No, if it only reports that it should be fine.

[u+q...@bestemt.no]

Gaiko <gaikokuji...@gmail.com> [2017-05-02 03:36 +0200]:

> > What happens if you run `qvm-open-in-vm work https://qubes-os.org` in
> > tbirdVM
>
> it seems to work just fine that way
>
> > and when you run xdg-open https://qubes-os.org in the work VM
> > (without the quotes)?
>
> ok, xdg-open I hadn't tried. But regardless this seems to work fine as well.

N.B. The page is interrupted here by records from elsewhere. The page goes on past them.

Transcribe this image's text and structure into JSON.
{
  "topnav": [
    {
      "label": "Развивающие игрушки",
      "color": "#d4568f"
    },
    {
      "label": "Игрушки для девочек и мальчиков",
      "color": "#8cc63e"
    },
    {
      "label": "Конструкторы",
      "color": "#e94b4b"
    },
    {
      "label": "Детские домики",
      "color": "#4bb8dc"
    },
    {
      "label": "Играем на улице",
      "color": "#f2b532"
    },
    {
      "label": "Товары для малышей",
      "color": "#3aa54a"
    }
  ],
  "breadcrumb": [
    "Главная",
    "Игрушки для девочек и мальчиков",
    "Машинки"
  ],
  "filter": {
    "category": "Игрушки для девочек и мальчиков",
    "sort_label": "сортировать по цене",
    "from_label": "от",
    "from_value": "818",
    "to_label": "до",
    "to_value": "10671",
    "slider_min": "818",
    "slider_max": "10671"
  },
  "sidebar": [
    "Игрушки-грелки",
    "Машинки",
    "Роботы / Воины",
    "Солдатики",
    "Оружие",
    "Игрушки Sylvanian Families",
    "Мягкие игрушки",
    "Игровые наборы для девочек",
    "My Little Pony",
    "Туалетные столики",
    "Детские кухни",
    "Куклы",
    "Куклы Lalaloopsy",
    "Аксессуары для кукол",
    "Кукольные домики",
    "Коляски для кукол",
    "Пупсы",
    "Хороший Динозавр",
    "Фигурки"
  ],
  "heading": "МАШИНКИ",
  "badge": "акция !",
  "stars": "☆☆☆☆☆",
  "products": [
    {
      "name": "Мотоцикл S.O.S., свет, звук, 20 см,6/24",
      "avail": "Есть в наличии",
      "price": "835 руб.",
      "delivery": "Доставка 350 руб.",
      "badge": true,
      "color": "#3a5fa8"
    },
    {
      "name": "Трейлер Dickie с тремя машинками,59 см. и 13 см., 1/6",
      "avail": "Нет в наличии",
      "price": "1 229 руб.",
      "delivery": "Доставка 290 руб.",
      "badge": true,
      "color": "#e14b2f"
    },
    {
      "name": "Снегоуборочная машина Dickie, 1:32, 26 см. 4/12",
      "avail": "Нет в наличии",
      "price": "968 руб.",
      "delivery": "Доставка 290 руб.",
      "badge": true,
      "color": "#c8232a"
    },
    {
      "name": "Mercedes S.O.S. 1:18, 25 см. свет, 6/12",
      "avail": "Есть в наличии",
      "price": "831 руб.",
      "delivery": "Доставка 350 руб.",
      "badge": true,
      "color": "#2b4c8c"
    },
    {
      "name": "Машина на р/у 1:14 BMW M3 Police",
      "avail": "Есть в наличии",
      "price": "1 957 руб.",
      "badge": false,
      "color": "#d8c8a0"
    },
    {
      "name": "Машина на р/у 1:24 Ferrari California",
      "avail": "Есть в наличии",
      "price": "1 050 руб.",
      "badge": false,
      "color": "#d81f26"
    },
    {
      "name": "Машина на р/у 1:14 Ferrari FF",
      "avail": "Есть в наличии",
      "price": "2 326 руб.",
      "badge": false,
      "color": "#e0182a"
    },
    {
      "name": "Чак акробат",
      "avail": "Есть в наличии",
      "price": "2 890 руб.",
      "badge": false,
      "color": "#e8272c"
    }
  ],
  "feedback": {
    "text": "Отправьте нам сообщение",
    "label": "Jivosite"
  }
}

Good! That means qvm-open-in-vm (sending the link to the work VM and
telling it to open it) and opening it internally in the work VM
works as intended.

What does ~/.local/share/applications/mimeapps.list in tbird look like?
It should look like this (from the mentioned how-to):

[Default Applications]
x-scheme-handler/unknown=open_work_vm.desktop
x-scheme-handler/about=open_work_vm.desktop
x-scheme-handler/http=open_work_vm.desktop
x-scheme-handler/https=open_work_vm.desktop
text/html=open_work_vm.desktop
text/xml=open_work_vm.desktop
image/gif=open_work_vm.desktop
image/jpeg=open_work_vm.desktop
image/png=open_work_vm.desktop
application/xhtml+xml=open_work_vm.desktop
application/xml=open_work_vm.desktop
application/vnd.mozilla.xul+xml=open_work_vm.desktop
application/rss+xml=open_work_vm.desktop
application/rdf+xml=open_work_vm.desktop

Remove the lines for any MIME types you don't want to open with your
work VM.

--
ubestemt

[wordsw...@gmail.com]

On Wednesday, June 22, 2016 at 2:38:22 PM UTC-4, Micah Lee wrote:

> I published a quick blog post explaining how I do this:
>
> https://micahflee.com/2016/06/qubes-tip-opening-links-in-your-preferred-appvm/

Any thoughts (Micah or the community), on whether this creates an avenue for persistent compromise of a VM?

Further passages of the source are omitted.